So was the case SS or is it base metal Like Foggy and I thought?

Let me kow if you want it and I'll pick up the Mexitime one by my office and send it to you. Then you can have a matching pair. I don't know how much they want for it, but I would be surprised if it's more than $20.


----------



## Andy (Feb 23, 2003)

Griff said:


> I've never understood why some nice looking watches with decent jewelled movements get made up in non st. steel cases.


Griff.

It would be nice if the watch did have a nice jewelled movement but although I haven't opened it up, it feels like pin-pallet to me.

What tickles me about it though is at least it's not pretending to be something it isn't.

In bold lettering at the bottom of the dial are the words

HONG KONG









Isthmus

OK I'll give you the base metal case but you said it was quartz, and it isn't.

We'll call it a draw.


----------



## Isthmus (Sep 29, 2005)

Andy said:


> Isthmus
> 
> OK I'll give you the base metal case but you said it was quartz, and it isn't.
> 
> We'll call it a draw.


I wasn't arguing with you.
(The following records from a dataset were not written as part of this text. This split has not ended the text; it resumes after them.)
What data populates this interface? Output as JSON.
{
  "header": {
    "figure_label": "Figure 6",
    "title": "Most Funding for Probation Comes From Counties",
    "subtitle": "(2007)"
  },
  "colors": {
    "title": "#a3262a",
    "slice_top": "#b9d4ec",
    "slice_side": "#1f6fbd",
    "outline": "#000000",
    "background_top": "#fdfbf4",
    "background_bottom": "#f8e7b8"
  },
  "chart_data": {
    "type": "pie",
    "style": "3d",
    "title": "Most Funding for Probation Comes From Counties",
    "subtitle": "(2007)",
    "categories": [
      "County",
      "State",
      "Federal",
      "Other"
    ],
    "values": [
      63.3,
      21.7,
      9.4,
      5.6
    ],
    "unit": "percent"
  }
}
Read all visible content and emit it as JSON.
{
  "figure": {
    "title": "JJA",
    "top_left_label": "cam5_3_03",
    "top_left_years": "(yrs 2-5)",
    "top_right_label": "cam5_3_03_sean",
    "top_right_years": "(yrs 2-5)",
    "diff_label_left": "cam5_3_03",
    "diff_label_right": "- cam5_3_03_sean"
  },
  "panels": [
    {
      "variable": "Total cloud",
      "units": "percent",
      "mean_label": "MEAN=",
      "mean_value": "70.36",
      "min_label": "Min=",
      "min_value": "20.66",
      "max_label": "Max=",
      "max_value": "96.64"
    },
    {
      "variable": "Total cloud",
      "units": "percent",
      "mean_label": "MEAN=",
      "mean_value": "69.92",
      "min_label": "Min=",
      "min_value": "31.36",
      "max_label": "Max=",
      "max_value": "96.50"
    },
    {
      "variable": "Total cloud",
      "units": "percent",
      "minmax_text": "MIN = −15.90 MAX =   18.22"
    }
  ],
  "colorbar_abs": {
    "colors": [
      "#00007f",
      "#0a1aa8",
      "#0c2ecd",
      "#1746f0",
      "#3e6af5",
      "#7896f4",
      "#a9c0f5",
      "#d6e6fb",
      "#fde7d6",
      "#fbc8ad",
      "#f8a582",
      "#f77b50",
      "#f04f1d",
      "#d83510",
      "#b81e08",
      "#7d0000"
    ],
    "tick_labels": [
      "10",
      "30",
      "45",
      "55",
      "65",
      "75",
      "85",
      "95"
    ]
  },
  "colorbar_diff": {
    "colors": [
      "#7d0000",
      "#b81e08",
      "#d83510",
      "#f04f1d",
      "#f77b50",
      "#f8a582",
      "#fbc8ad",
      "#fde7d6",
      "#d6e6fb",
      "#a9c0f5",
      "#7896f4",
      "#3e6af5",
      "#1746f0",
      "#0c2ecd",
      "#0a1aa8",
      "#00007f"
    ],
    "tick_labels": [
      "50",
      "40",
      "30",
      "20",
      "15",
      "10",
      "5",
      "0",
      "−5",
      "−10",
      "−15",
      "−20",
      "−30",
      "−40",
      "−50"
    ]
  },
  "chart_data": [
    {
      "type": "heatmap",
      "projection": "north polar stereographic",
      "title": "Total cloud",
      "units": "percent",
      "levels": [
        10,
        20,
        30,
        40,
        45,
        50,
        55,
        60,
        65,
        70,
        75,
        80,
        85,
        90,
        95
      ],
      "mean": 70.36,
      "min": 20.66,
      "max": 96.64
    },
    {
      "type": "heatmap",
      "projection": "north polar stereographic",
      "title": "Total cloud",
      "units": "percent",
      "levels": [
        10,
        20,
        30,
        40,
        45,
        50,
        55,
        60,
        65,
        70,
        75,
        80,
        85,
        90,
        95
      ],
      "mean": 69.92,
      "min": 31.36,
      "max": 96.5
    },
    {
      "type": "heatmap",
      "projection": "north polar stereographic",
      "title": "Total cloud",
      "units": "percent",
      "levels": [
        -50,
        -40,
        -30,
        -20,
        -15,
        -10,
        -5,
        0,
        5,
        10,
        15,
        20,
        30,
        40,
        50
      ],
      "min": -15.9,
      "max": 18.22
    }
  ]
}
I honnestly wanted to know and my offer to send you the Mexitime was also meant as such (and not an attempt to be smart or anything of the sort).

As for the movement, my reference to the quartz movement was for the Mexitime I examined, which is visually identical to this watch and does have a quartz movement. I did say I was pretty sure, not that I was positive.

If you're interested in that one, Let me know and I'll go see how much they want for it.


----------



## Andy (Feb 23, 2003)

Hi and thanks Isthmus but I'll pass.

One TAT watch is enough to keep me going for a while.

This whole NOS thing facinates me.

I also recently got hold of a thing called a "SAKATA Hiroshimatic" (NOS) off ebay for Â£30.

I got it for a Japanese friend of mine who's surname name is SAKATA.

You'd think that with this wording it would be Japanese but it isn't.

It's Swiss (or so the case back says).

Perhaps some makers were trying to cash in on Japanese dominance in the market place in the late 70's, post quartz revolution, and so thought "Hey, we'll market these watches with a cool sounding Japanese name and sell them by the truck load"

Who knows, but there were some very odd things going on with watches way back then.


----------



## Foggy (Feb 25, 2003)

> Looks like I have to grudgingly admit that Foggy was right.
> 
> Sure he'll relish the thought of me getting stitched up but there ya go.


Not at all, Andy. Shame you have such a dim view of me. I like to help out people whenever I can, offering advice (if I know anything about the watch in question) and giving away spare parts where I have them. I don't take any satisfaction from anyone paying over the odds. We've all done it, at some point, if we're honest. All part of the learning process 

Cheers

Foggy

By the way, the 6138-0030 does look like a nice example at a reasonable price.

Regards

Foggy


----------